Cesar Ortiz, May 29, 2011 at 9:17 am
Multiple sources are slowly expanding information about the network hacking attack on this major player in the United States Department of Defense industry and possibly others contractors not identified at this time. According to a Reuters exclusive news item, the Lockheed Martin Corporation network was hacked using what it is believed information the hackers obtained during a previous March 2011 sophisticated hacking attack that EMC the RSA provider and manufacturer of the RSA security key system, disclosed at that time. As a result of the attack hackers possibly learned how to copy the security keys with data stolen from RSA during that March attack.
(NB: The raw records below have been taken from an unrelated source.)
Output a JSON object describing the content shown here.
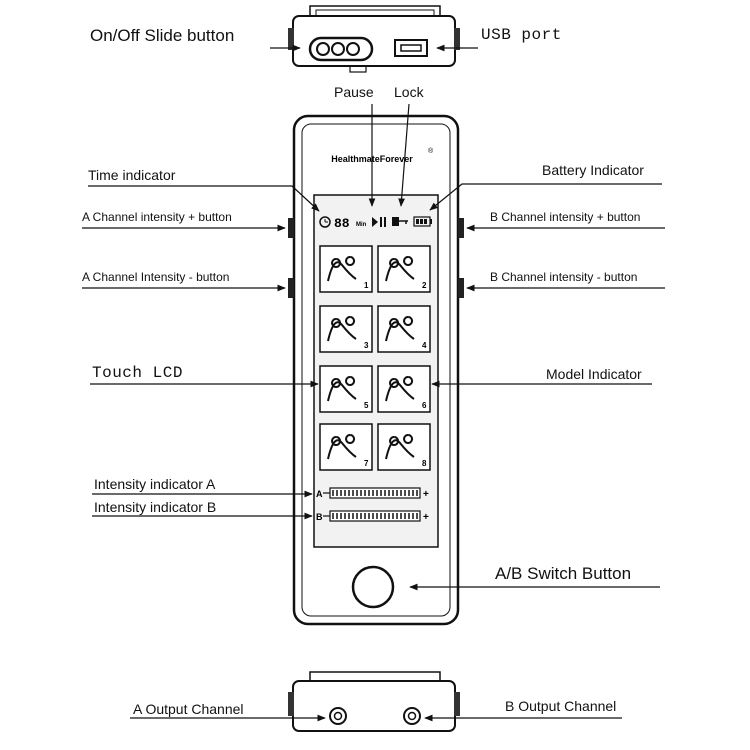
{
  "labels": {
    "on_off": "On/Off Slide button",
    "usb": "USB port",
    "pause": "Pause",
    "lock": "Lock",
    "time": "Time indicator",
    "battery": "Battery Indicator",
    "a_plus": "A Channel  intensity  + button",
    "b_plus": "B Channel  intensity  + button",
    "a_minus": "A Channel  Intensity  - button",
    "b_minus": "B Channel  intensity  - button",
    "touch_lcd": "Touch LCD",
    "model": "Model Indicator",
    "int_a": "Intensity  indicator A",
    "int_b": "Intensity  indicator B",
    "ab_switch": "A/B Switch  Button",
    "a_out": "A Output  Channel",
    "b_out": "B Output Channel"
  },
  "device": {
    "brand": "HealthmateForever",
    "brand_mark": "®",
    "lcd_time": "88",
    "lcd_min": "Min",
    "bar_a": "A",
    "bar_b": "B",
    "plus": "+",
    "mode_numbers": [
      "1",
      "2",
      "3",
      "4",
      "5",
      "6",
      "7",
      "8"
    ]
  },
  "colors": {
    "ink": "#111111",
    "lcd": "#f2f2f2",
    "body": "#ffffff"
  }
}
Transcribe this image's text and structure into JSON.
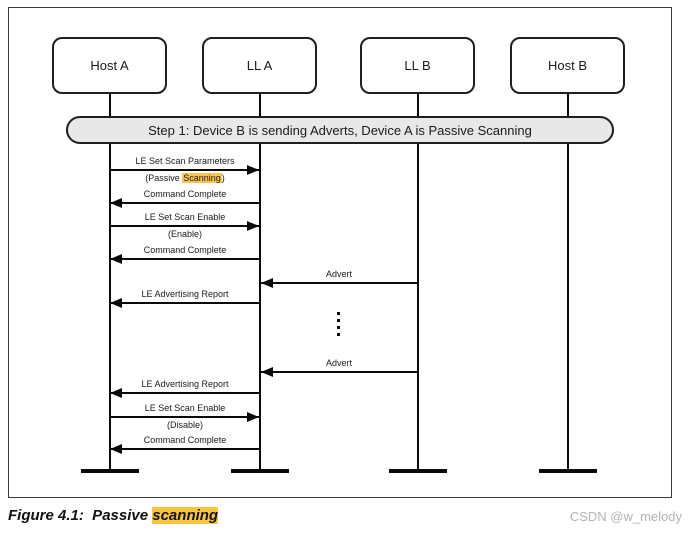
{
  "colors": {
    "highlight_diagram": "#f9c453",
    "highlight_caption": "#f7c63d",
    "banner_fill": "#e8e8e8",
    "line_color": "#0a0a0a",
    "watermark_color": "#b3b3b3"
  },
  "diagram": {
    "actors": [
      "Host A",
      "LL A",
      "LL B",
      "Host B"
    ],
    "banner": "Step 1: Device B is sending Adverts, Device A is Passive Scanning",
    "messages": [
      {
        "label": "LE Set Scan Parameters",
        "from": "Host A",
        "to": "LL A",
        "direction": "right",
        "sub_pre": "(Passive ",
        "sub_hl": "Scanning",
        "sub_post": ")"
      },
      {
        "label": "Command Complete",
        "from": "LL A",
        "to": "Host A",
        "direction": "left"
      },
      {
        "label": "LE Set Scan Enable",
        "from": "Host A",
        "to": "LL A",
        "direction": "right",
        "sub_pre": "(Enable)",
        "sub_hl": "",
        "sub_post": ""
      },
      {
        "label": "Command Complete",
        "from": "LL A",
        "to": "Host A",
        "direction": "left"
      },
      {
        "label": "Advert",
        "from": "LL B",
        "to": "LL A",
        "direction": "left"
      },
      {
        "label": "LE Advertising Report",
        "from": "LL A",
        "to": "Host A",
        "direction": "left"
      },
      {
        "label": "Advert",
        "from": "LL B",
        "to": "LL A",
        "direction": "left"
      },
      {
        "label": "LE Advertising Report",
        "from": "LL A",
        "to": "Host A",
        "direction": "left"
      },
      {
        "label": "LE Set Scan Enable",
        "from": "Host A",
        "to": "LL A",
        "direction": "right",
        "sub_pre": "(Disable)",
        "sub_hl": "",
        "sub_post": ""
      },
      {
        "label": "Command Complete",
        "from": "LL A",
        "to": "Host A",
        "direction": "left"
      }
    ]
  },
  "caption": {
    "pre": "Figure 4.1:  Passive ",
    "hl": "scanning"
  },
  "watermark": "CSDN @w_melody"
}
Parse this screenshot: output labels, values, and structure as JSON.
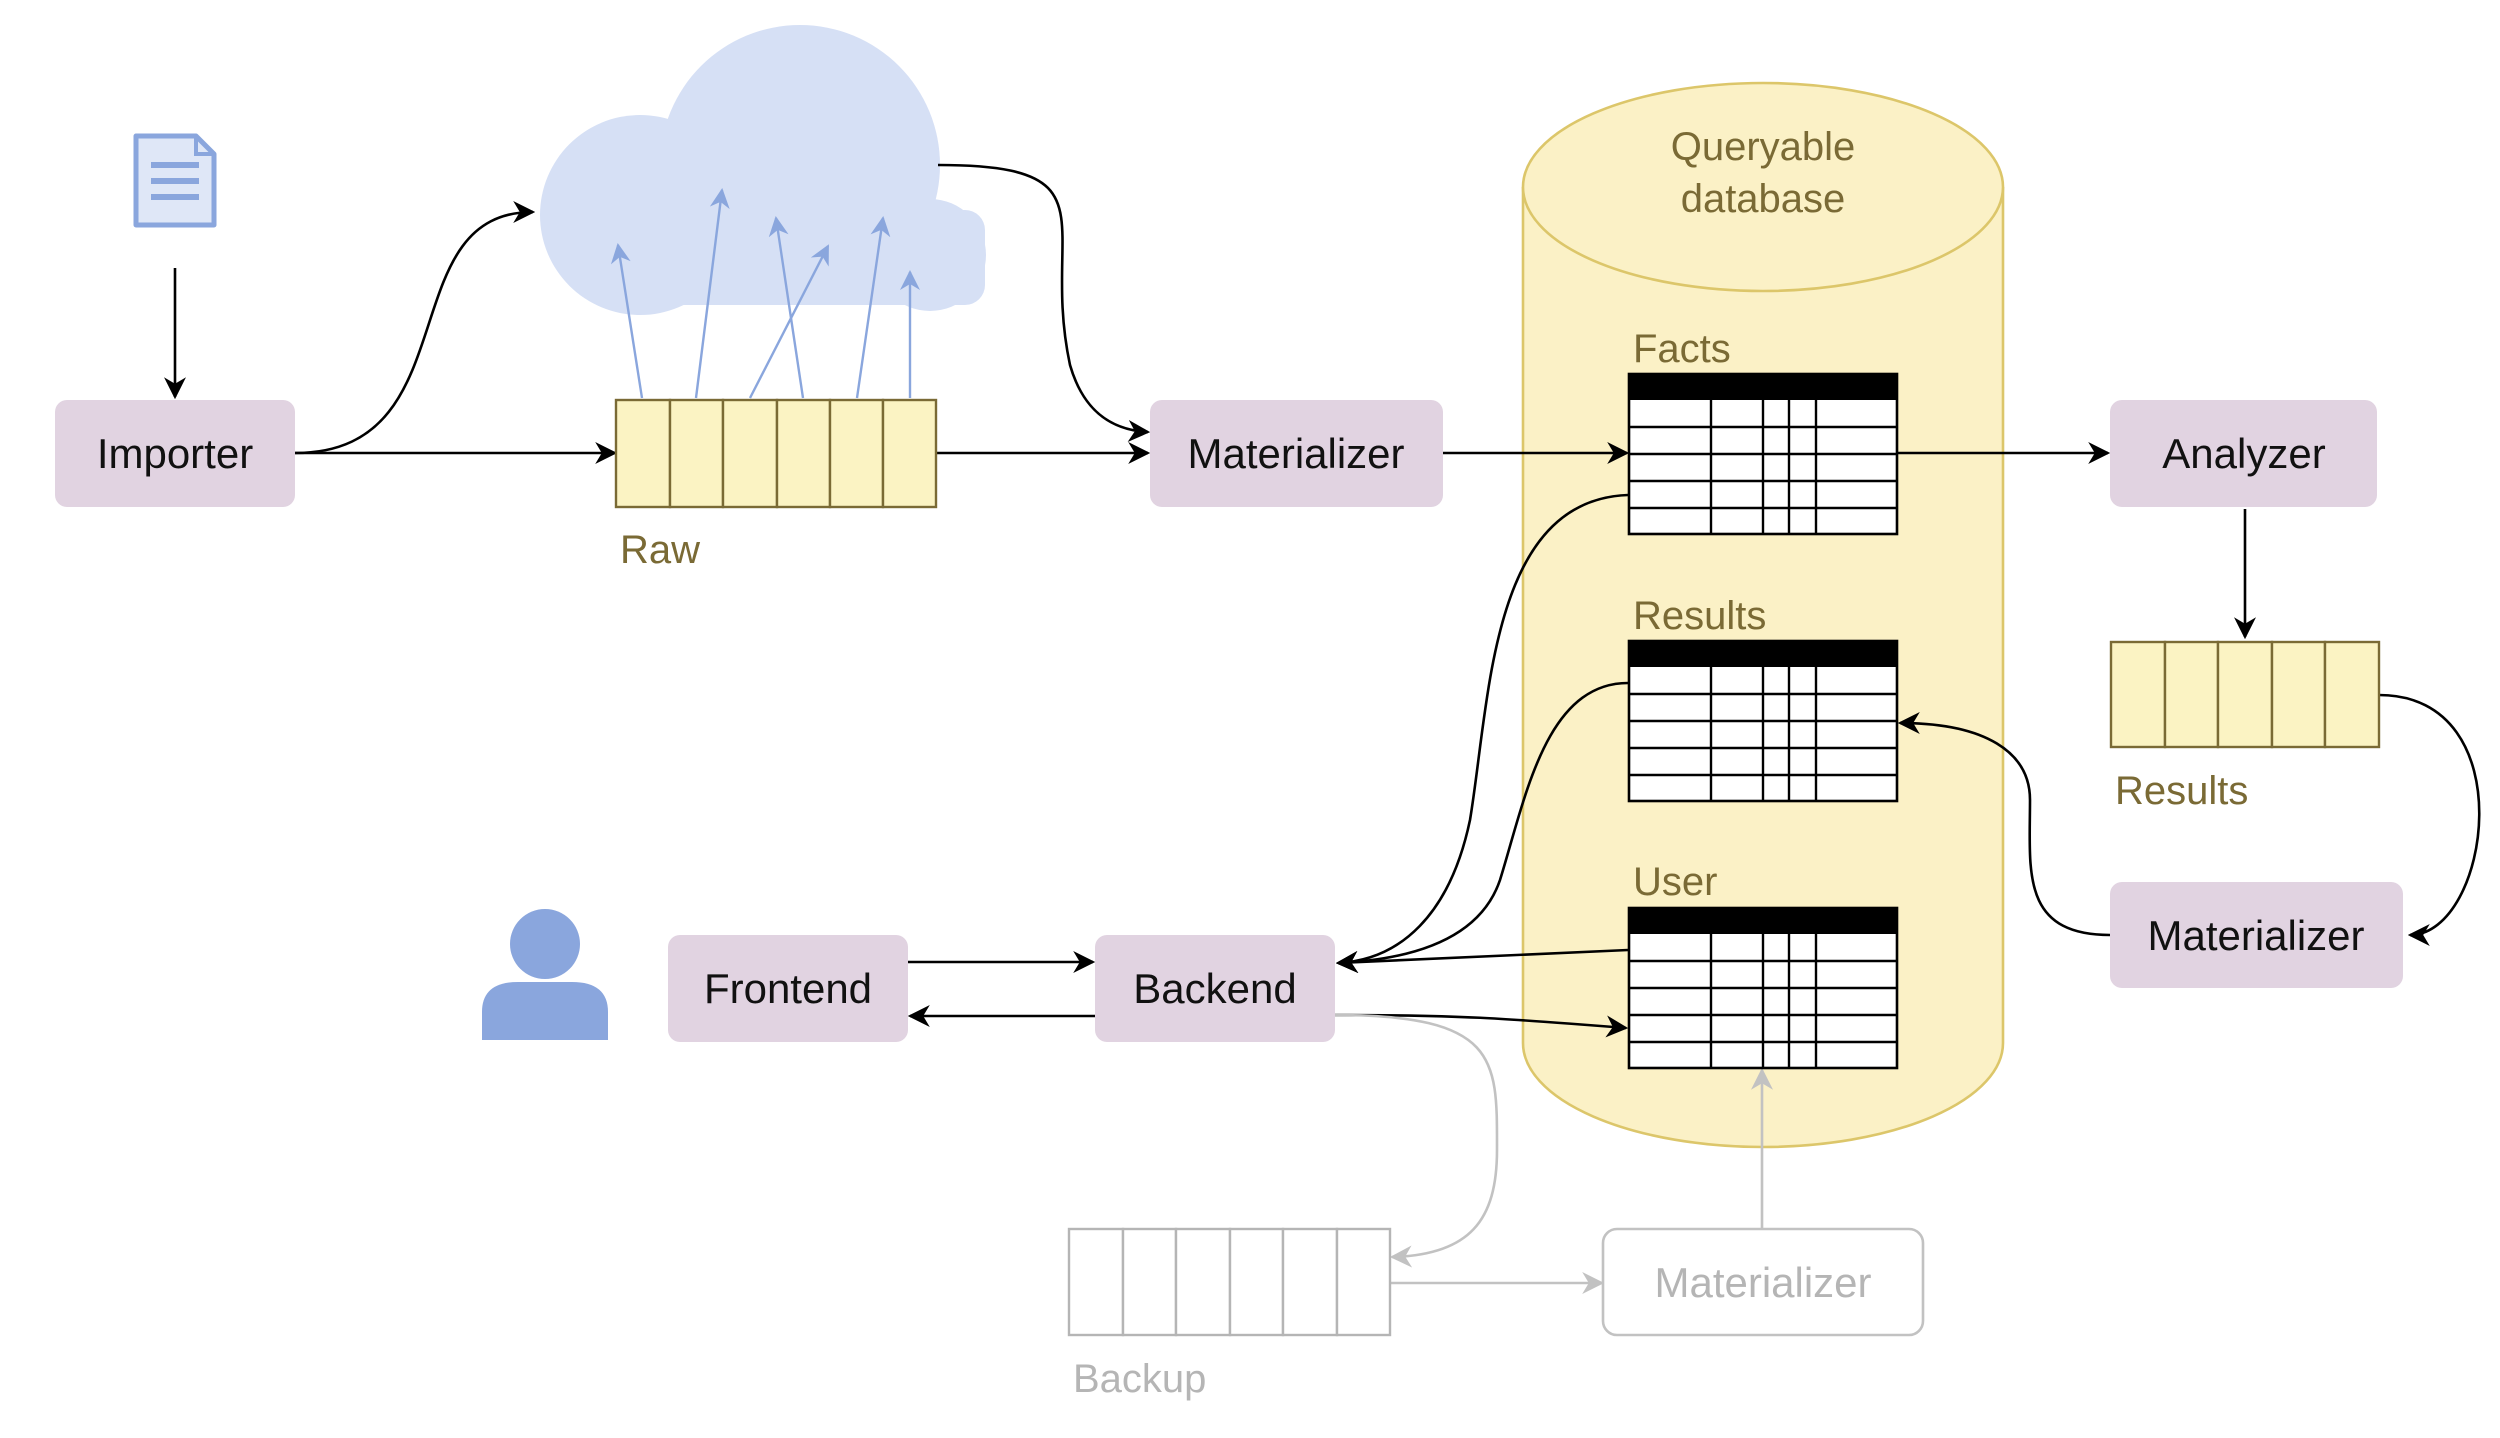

Lockheed Martin Corp is the number one supplier in sales of military weapons systems to the USA. When EMC Corp.’s RSA unit said it was hit by a cyber attack in March they said that the cyber attack resulted in some information being taken from its systems, including data related to RSA’s SecurID authentication products. These SecurID tokens are similar to Blizzard’s World of Warcraft authenticators, those tiny little key fobs that display an always-changing code that one must enter to log into their server. The key fob is sold for $6.95 by Blizzard. Please notice that this is inexpensive, but effective security.
RSA uses a two-step verification process that requires a personal identification number and a series of numbers that change on a regular basis. The so-called “SecurID” electronic keys are very popular and are less expensive than more complex options like biometrics based logins such as eye retina and fingerprints. The SecurID generates new strings of digits on a minute-by-minute basis that the user must enter along with a secret PIN (personal identification number) before they can access the network. If the user fails to enter the string before it expires, access is denied. If it fails a number of consecutive times, most access providers will block the user
Classified information is likely out of hackers’ hands and not compromised because due to the volume of attacks that these kinds of systems receive on a daily basis, it’s highly doubtful that Lockheed Martin, or any security contractor, would keep classified information within reach, should one ever breach the remote access servers. In the original Reuters news article, it is mentioned that “Defense contractors’ networks contain sensitive data on sophisticated weapons systems, but all classified information is kept on separate, closed networks managed by the U.S. government, said a former senior defense official, who was not authorized to speak on the record.” Lets us hope that this Reuters source is correct.
In March, when it was hacked, RSA must have alerted its customers, including Lockheed Martin. The question arises as to why the cyber criminals attacked Lockheed Martin, knowing that all sources of detection and prevention devices where in place? If the attack was to prove that they are bright and capable of hacking the number one player in the US Defense Industry, they have proved their point to a certain degree. Since we are not talking about the World of Warcraft key fobs or the “Who removed you on Twitter” hack, but talking about the big leagues in cyber crime and in national defense.
Lockheed Martin said in a statement Saturday May 28, that the attack was detected May 21 “almost immediately” and that they implemented countermeasures. The statement says that “As a result, our systems remain secure; no customer, program or employee personal data has been compromised.” Even if you had had a duplicate SecurID number generator, you would still need the username and securid password associated with the account to get into the network, that information is kept by each individual contractor. Hopefully, the thieves where stopped at this point and did not go further.